From: Nathan <nathan@webr3.org>
Date: Thu, 24 Mar 2011 02:30:43 +0000
Message-ID: <4D8AACD3.6020605@webr3.org>
To: Jonathan Rees <jar@creativecommons.org>
CC: AWWSW TF <public-awwsw@w3.org>
Nathan wrote:
> Working from the "/latest" on 24th March

first note, I think the term "Information Resource" is important to 
keep, it sets a context and gives people something useful to latch on to 
when reading.

1.2 Glossary
as previously, consider "fixed" instead of generic, so:
accessible via
When a URI is dereferenceable, "the information resource accessible via 
a URI" (abbreviated IR(that URI), see below) is the information resource 
whose versions are the versions obtained by dereferencing that URI. If 
there is only one such version, then it is a "fixed information resource".

I quite like the term "characterize" at the minute, consider (only a 
mild suggestion, I also like the text you wrote):
A document or document part that provides information about the meaning 
of a URI or other phrase. This term is not meant to be either rigorous 
or exclusive. The "information" could be prose, RDF, OWL, or some 
combination. It needn't be either complete or specific in "defining" the 
phrase, rather it's just supposed to characterize the referent of that 

dereferenceable definition has minor typo ("a standard access 
mechanisms"), either change to "a standard access mechanism" or 
"standard access mechanisms" ?

as previously, remove generic and swap specific for fixed, perhaps 
reword as (?):
information resource
An "information resource" is either /fixed/, i.e. a document or other 
replicable entity such as an image or sound recording possessing a 
single version, or it is associated with multiple versions that have 
something in common. Metadata that is true of every version of an 
information resource is considered to be true of the information 
resource itself.

phrase - would this not include literals too? (thinking it's synonymous 
with names in rdf-mt) - probably doesn't matter for this document though!
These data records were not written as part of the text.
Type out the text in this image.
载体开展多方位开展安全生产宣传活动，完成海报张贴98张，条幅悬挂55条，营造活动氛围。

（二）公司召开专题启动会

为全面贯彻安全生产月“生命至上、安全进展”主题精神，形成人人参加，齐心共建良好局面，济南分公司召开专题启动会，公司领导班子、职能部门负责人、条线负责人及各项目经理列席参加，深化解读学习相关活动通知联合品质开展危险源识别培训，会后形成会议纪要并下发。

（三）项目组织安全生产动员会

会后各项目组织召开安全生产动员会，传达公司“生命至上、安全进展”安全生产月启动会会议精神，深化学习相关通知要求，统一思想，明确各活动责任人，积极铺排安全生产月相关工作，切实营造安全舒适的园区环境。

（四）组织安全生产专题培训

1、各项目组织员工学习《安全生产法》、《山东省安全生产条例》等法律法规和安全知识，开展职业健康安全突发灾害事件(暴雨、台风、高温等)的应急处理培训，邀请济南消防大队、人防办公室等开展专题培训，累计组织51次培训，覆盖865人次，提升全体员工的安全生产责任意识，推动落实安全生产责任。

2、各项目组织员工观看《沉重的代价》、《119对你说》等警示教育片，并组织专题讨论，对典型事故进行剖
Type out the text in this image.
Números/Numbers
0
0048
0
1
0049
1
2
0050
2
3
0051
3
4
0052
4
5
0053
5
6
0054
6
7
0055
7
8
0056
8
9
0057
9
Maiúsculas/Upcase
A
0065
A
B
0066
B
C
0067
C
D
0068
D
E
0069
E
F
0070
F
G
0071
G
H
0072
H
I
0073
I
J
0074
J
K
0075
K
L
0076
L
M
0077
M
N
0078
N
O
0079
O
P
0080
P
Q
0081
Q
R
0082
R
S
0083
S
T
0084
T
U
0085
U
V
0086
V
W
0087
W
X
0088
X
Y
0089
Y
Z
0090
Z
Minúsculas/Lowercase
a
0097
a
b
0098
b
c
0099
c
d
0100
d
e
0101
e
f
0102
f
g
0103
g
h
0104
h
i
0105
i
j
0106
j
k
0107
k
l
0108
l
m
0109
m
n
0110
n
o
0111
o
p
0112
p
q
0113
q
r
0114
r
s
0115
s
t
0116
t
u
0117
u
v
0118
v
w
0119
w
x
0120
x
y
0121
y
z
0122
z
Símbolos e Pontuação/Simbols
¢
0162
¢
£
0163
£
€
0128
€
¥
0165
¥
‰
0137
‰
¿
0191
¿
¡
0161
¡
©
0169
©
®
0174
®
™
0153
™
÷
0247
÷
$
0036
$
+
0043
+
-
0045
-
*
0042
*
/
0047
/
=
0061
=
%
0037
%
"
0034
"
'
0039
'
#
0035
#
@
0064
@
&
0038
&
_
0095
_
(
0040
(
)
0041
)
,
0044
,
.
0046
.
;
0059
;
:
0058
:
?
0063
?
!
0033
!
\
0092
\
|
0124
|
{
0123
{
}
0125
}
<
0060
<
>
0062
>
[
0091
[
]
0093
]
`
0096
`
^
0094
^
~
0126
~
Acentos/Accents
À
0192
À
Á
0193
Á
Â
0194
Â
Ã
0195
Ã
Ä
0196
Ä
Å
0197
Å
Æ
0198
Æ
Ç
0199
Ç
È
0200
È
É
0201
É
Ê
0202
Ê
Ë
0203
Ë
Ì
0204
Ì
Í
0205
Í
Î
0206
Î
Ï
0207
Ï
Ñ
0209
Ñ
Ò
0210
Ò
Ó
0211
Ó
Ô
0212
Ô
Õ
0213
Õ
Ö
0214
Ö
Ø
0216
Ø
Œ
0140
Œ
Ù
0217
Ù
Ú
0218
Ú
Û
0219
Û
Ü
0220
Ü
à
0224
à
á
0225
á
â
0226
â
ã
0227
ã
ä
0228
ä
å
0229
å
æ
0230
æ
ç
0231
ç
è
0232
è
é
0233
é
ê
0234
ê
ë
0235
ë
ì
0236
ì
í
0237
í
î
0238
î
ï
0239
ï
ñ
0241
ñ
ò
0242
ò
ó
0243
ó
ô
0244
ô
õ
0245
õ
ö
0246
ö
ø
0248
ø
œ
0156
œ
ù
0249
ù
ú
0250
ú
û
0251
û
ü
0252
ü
version, you've already defined this slightly differently higher up the 
document, consider re-writing to:
Fixed content (octet sequence) together with directives, such as media 
type and language, intended to guide the interpretation of the content.

WS(u), it appears to me that there's some URI mix up in here - perhaps 
it should read:
WS(u) is shorthand for the meaning of a URI u according to the 
definition of u in (a version of) the information resource IR(u). For 
example, if IR('http://example/fred') says that 'http://example/image23' 
refers to Fred the mynah, then WS('http://example/image23') is Fred the 
mynah. ('WS' stands for 'whatever it says'.)

Section 2:
Generally, it might be nice to <em> each name/phrase, for example 
"spoonwings" and "http://example/spoonwing", and also refer to the 
phrase again later so that "using the chosen phrase as the subject" 
would read "using the chosen phrase "http://example/spoonwing" as the 

note sure I get the spoonwing variant use case "Variant use case: Same 
as above, but Bob's bibliography includes a number of RDF documents, and 
his metadata includes information relevant for making use of those RDF 
documents." - can it be explained a little more or removed?

general: perhaps hyperlink each instance of a term in the doc to it's 
definition (for example "phrase")?

general: niggling over 2.3 .. it's the problem use case for sure, will 
come back to it later..

3.1 URI scheme and URN namespace registrations:
needs a specific real world example so people can grok it properly (at 
least so I can!)

3.2 The LSID URN namespace:
Worth keeping if one can expand on what the URI for the IR is perhaps, 
it seems related but perhaps needs more info..

3.3 A dereferenceable URI refers to the information resource at that URI

okay, need to finish there, will pick up tomorrow!